The Sushi Knife, Its History and Method to Cut Sushi Rolls
Today I am writing about a very special thing the sushi and everything about it. In Japan, sushi dish is one of the most popular food team since the thousands of years ago. Nowadays it has become one of the high-end famous dish items all over the world as well as in 5-star hotels. I wish if you like to eat and travel, you will test it at least one time in your life. Let’s talk about sushi knife, history and shush rolls.
The Sushi Knives
One of the most fascinating knives in the Japanese tradition of food preparation is the Sushi Knife. The Sushi Knives are considered a traditional specialty knife by Japanese sushi chefs and are typically used for cutting sushi rolls in both quantity as well as the knife’s ability to cut intricate or ornate designs. The tall blade provides plenty of clearance for the user’s knuckles and in most cases have a very little curve to the blade – almost like a cleaver – but are lighter and more fragile in holding their edge.
Sushi means ”sour-tasting” in Japanese and quality sushi knives are made through a process of using a round chisel stone to grind them to a razor-thin beveled blade which allows for them to cut vegetables without splitting them. Most sushi knives have a hollow backside as part of their construction.

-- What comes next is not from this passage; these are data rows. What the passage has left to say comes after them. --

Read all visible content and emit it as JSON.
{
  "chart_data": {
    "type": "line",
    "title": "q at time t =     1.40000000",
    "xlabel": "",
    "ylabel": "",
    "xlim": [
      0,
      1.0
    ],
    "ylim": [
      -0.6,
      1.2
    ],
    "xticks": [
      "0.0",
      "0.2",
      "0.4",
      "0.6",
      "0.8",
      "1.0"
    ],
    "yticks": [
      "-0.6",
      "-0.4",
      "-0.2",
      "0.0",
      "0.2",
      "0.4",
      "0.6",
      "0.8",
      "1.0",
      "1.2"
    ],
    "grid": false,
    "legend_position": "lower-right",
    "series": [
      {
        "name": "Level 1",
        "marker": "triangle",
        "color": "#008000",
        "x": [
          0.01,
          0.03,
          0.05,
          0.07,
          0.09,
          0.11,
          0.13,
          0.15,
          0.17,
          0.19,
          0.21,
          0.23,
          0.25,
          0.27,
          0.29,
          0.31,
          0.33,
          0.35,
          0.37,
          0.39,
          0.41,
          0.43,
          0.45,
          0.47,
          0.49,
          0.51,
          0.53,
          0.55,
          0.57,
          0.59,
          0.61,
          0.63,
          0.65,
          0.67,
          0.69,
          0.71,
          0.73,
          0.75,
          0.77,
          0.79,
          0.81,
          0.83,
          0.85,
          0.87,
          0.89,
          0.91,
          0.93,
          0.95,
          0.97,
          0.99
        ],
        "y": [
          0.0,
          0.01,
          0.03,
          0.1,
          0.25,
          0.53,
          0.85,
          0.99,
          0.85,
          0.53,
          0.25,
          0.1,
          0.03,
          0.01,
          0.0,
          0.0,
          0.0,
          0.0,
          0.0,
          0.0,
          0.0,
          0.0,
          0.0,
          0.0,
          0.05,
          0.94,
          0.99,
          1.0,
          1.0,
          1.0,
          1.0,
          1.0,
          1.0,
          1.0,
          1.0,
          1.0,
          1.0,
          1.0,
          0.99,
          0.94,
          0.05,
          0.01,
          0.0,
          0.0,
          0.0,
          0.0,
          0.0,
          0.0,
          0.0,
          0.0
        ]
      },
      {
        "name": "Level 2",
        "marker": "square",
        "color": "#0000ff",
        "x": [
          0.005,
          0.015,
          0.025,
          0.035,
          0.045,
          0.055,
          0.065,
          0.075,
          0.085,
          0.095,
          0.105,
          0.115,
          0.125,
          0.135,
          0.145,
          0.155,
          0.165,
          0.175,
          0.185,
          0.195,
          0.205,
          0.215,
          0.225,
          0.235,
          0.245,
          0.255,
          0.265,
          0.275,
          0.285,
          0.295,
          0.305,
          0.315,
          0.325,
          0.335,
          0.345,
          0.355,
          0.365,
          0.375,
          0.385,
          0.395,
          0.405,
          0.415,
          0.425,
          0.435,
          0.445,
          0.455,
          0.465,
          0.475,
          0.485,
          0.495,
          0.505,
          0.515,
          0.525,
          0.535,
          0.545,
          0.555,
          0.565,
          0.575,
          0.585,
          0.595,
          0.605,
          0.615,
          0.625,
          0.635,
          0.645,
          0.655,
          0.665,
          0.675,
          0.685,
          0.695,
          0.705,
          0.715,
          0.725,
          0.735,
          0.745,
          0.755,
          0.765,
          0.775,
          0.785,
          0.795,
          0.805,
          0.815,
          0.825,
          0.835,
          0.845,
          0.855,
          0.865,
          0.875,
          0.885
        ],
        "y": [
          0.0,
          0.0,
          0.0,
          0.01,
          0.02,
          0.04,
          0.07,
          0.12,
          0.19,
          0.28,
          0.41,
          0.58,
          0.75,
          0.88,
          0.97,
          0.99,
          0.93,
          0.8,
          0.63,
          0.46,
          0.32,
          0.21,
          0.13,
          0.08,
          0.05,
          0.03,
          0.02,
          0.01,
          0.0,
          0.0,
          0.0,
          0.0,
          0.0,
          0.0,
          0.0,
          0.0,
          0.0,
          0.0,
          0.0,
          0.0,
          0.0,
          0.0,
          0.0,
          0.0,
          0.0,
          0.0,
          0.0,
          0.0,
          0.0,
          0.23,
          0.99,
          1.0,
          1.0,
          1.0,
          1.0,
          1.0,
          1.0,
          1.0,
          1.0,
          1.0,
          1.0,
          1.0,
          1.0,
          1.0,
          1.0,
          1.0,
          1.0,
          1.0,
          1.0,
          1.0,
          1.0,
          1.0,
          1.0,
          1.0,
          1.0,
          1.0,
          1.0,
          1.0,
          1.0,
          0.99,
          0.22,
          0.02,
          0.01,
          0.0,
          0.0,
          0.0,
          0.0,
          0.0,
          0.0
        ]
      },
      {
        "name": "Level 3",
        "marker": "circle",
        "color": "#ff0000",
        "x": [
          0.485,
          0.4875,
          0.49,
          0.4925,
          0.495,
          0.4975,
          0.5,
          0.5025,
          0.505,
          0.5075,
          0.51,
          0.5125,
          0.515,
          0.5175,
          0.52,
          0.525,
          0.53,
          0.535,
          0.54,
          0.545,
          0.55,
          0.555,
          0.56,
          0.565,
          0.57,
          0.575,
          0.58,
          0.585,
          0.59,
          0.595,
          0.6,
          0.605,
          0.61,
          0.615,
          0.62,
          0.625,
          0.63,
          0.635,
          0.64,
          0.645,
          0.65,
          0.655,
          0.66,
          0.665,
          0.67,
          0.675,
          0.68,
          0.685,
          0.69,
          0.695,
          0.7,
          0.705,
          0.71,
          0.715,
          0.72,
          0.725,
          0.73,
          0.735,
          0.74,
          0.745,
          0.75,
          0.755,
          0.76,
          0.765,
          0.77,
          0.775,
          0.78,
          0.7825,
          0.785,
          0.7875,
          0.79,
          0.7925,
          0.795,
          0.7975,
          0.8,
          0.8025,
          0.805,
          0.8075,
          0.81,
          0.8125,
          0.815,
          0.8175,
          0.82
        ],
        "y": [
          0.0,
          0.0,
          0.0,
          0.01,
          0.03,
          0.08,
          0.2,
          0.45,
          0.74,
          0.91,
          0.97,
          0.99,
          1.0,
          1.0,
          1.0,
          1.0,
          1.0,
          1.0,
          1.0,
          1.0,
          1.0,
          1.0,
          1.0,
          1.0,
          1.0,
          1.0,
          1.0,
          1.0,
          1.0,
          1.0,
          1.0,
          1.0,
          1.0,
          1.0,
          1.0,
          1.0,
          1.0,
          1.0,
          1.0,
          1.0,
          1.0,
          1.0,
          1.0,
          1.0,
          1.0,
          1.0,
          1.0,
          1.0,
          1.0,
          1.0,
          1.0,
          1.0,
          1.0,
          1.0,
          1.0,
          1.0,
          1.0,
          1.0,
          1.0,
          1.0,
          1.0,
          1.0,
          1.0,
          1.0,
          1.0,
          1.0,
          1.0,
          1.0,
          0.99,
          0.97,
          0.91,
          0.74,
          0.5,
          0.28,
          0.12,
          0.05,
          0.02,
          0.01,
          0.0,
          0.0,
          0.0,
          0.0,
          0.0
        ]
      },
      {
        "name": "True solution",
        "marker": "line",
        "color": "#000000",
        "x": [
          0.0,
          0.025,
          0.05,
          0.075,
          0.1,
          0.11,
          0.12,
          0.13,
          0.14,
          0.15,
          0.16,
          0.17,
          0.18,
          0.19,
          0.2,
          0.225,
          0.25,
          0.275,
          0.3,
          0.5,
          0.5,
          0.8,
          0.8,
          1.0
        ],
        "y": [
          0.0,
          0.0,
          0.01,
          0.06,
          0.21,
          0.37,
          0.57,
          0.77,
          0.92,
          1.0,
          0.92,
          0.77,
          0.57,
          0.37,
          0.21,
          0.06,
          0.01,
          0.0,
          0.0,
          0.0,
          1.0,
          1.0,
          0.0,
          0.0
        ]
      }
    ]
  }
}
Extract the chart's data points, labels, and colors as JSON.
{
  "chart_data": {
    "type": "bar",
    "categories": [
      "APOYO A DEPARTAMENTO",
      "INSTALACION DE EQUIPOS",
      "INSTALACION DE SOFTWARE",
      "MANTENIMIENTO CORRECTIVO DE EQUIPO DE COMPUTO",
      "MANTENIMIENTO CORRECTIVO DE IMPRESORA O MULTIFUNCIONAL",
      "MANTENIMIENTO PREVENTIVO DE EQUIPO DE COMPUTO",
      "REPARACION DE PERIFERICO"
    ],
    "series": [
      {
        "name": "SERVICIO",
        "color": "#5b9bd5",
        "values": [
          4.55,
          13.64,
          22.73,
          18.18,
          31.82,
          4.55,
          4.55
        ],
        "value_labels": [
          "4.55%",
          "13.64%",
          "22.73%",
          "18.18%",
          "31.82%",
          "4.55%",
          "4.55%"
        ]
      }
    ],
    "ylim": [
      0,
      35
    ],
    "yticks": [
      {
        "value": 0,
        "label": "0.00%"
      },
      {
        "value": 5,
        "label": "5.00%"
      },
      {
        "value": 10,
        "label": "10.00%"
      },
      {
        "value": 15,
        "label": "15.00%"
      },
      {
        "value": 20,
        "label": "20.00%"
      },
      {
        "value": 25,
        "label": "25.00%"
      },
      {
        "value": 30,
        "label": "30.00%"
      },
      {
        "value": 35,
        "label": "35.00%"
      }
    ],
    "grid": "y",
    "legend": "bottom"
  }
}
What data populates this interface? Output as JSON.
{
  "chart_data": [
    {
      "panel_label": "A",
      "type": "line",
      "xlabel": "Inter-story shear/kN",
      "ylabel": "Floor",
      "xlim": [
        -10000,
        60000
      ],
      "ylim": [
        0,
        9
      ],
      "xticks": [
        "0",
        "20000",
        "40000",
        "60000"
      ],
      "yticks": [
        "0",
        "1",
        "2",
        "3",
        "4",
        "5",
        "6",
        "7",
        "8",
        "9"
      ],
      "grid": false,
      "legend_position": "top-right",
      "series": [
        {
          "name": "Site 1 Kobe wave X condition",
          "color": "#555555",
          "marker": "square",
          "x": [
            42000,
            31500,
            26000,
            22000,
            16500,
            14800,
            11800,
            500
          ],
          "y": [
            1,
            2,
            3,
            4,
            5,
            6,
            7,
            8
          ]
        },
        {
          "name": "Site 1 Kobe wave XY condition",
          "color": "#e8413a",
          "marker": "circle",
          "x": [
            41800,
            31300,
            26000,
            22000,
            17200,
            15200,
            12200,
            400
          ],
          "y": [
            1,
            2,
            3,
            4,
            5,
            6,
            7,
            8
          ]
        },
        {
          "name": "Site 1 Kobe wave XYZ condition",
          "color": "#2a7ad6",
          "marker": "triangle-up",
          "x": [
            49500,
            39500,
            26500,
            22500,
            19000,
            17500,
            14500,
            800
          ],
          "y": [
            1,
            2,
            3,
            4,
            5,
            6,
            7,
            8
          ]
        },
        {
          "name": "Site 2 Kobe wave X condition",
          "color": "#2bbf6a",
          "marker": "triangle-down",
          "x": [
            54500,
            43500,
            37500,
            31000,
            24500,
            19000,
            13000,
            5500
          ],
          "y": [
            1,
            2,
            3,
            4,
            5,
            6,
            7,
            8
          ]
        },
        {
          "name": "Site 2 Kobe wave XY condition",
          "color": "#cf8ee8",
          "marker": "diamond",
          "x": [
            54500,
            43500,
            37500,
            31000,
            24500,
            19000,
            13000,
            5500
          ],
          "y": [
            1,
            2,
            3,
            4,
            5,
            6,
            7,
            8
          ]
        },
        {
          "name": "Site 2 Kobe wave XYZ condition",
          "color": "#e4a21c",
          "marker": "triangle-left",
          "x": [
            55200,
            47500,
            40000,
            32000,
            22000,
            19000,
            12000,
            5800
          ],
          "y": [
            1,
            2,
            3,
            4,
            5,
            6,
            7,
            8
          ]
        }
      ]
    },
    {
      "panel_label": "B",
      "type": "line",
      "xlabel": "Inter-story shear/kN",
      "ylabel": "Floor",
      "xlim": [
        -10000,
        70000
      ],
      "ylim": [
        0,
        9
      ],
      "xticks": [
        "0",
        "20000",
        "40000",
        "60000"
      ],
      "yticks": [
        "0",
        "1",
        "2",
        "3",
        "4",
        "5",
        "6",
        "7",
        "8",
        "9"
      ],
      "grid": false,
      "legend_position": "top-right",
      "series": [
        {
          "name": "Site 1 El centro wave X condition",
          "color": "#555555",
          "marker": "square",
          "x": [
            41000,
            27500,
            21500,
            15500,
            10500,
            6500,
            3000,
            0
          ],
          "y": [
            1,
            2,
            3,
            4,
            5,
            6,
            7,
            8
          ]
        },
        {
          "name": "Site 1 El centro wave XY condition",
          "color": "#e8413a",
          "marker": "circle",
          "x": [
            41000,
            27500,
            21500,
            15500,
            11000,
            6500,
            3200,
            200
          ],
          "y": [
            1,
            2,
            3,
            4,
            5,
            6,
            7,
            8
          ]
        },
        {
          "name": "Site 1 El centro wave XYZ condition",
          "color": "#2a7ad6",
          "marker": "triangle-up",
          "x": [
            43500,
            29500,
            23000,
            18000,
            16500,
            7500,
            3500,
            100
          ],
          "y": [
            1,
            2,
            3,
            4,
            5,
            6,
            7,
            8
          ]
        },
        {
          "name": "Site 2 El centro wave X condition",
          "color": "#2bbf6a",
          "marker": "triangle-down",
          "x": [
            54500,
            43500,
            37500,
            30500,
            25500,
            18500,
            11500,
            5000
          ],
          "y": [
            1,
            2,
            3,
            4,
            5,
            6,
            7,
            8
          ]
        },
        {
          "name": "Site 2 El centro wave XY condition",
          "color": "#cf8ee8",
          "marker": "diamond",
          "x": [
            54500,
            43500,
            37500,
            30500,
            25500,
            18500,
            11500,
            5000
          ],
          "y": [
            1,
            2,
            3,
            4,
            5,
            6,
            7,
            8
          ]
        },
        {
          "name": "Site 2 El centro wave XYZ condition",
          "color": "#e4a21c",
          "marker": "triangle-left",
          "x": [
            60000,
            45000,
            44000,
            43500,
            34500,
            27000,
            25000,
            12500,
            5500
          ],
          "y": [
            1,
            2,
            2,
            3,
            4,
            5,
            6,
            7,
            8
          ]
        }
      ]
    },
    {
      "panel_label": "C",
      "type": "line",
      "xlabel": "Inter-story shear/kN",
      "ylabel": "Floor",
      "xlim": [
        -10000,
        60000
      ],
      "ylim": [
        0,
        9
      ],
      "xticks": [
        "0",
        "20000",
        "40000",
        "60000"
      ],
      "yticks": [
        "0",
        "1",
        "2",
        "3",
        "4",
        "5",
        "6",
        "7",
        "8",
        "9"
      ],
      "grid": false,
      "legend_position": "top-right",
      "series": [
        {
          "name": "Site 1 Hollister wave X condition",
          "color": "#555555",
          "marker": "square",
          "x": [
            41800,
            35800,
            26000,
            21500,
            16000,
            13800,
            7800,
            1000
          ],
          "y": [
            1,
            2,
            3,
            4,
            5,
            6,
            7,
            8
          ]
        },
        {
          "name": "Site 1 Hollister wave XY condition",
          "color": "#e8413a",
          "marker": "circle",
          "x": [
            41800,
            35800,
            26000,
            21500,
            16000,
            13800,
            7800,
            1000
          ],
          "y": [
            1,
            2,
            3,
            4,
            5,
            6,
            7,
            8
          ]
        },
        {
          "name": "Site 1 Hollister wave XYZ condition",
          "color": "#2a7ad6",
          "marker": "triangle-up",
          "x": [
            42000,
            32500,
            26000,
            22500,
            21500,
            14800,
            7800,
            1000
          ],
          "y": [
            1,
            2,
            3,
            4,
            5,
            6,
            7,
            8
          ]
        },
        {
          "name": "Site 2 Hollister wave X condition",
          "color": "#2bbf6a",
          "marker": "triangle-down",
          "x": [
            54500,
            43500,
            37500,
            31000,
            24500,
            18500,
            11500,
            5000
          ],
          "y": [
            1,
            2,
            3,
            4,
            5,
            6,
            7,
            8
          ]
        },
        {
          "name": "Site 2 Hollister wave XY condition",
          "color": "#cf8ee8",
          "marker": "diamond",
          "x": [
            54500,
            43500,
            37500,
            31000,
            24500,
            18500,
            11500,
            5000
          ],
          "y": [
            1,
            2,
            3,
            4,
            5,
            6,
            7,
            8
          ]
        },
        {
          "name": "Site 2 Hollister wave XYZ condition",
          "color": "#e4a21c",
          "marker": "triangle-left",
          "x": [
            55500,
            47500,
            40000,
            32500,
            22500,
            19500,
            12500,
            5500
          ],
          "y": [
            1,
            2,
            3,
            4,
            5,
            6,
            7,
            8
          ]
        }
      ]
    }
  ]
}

The Kansai variation has a spine built into it but in most cases, all of these sushi knives are used for vegetable preparation. The sushi is popular with Kyoto chefs, who use the sushi knife for most of their sushi making cooking tasks which are heavy in fish content due to the region being provided saltwater tuna fish supply like Tokyo does.
The History of Japanese Sushi Knife :
As with most Japanese knives, Sushi knives have their roots tied to the sword industry. In fact of, the technique used by the craftsman who produced swords for the Samurai Soldiers. In the 19th century, in an effort to modernize the country, Samurai swords were made illegal (along with being a Samurai) and many of the sword manufacturers turned their efforts to creating knives for cooking and food preparation. Each manufacturer has their own techniques for creating their knives and can date back over 1000 years of tradition passed down through the generations. These, of course, are the most prized knives in the world – and many a great chef desires to own the best of that which Japan has become famous for creating. In one region of Japan, knife and sword making have dated back to 500 AD. The city of Sakia still produces the best knife in the world using the same techniques their ancestors did more than 1500 years ago.
You would be glad to know that the majority of the sushi knives are made of single high-carbon steel. These razor sharp blades are sharpened to a 16-degree edge – in comparison, a German steel knife is sharpened to a 22-degree edge. Best Sashimi / Sushi knives have a single beveled edge which keeps food from sticking when cutting it. This means instead of the blade being sharpened on both sides of the sushi knife’s edge to create a V like finish – it is only sharpened on one side so that the other side stays flat. Many people find this single/double edge talk confusing – and assume it refers to the top of the sushi knife also being sharpened when a person says a double-edged blade.
It is because of this sharpening method that best sushi knife in the world is made for right-handed cutting, although there are so sharp, the difference is really minimal.
The Professional Technique to Cut Sushi Rolls :
It likely isn’t the coincidence that the same country that created the legendary Samurai Sword also is so well known for its razor-sharp kitchen and chef’s knives. In fact, many Japanese knives are still made using ancient traditions passed down for 15 centuries. It also then goes to reason that the same country that produces some of the best knives in the world is also where the artistic gourmet art of sushi originated. Sushi dates back to the Muromachi period (AD 1336–1573) and has the traditional name of nare-zushi (馴れ寿司, 熟寿司,).
One of the basic elements of sushi preparation is the cutting of a sushi roll and all though not difficult, still requires technique and practice to not damage the delicate wrap of the roll – be it seaweed, soy paper, cucumber, or shiso perilla leaves. The key is a razor sharp edge with a quick cutting motion that is sure to cut the bottom of the roll cleanly off. Upon each cut, be sure to clean the sushi blade so that it doesn’t stick to the next cut and pull out the rice or ingredients of the role.
Although chef’s will differ on the best sushi knife for cutting sushi rolls, the thinner the blade and sharpen the edge the better. Traditionally sushi knives such as Sashimi Knives or Gyuto Knives are also used to prepare sushi.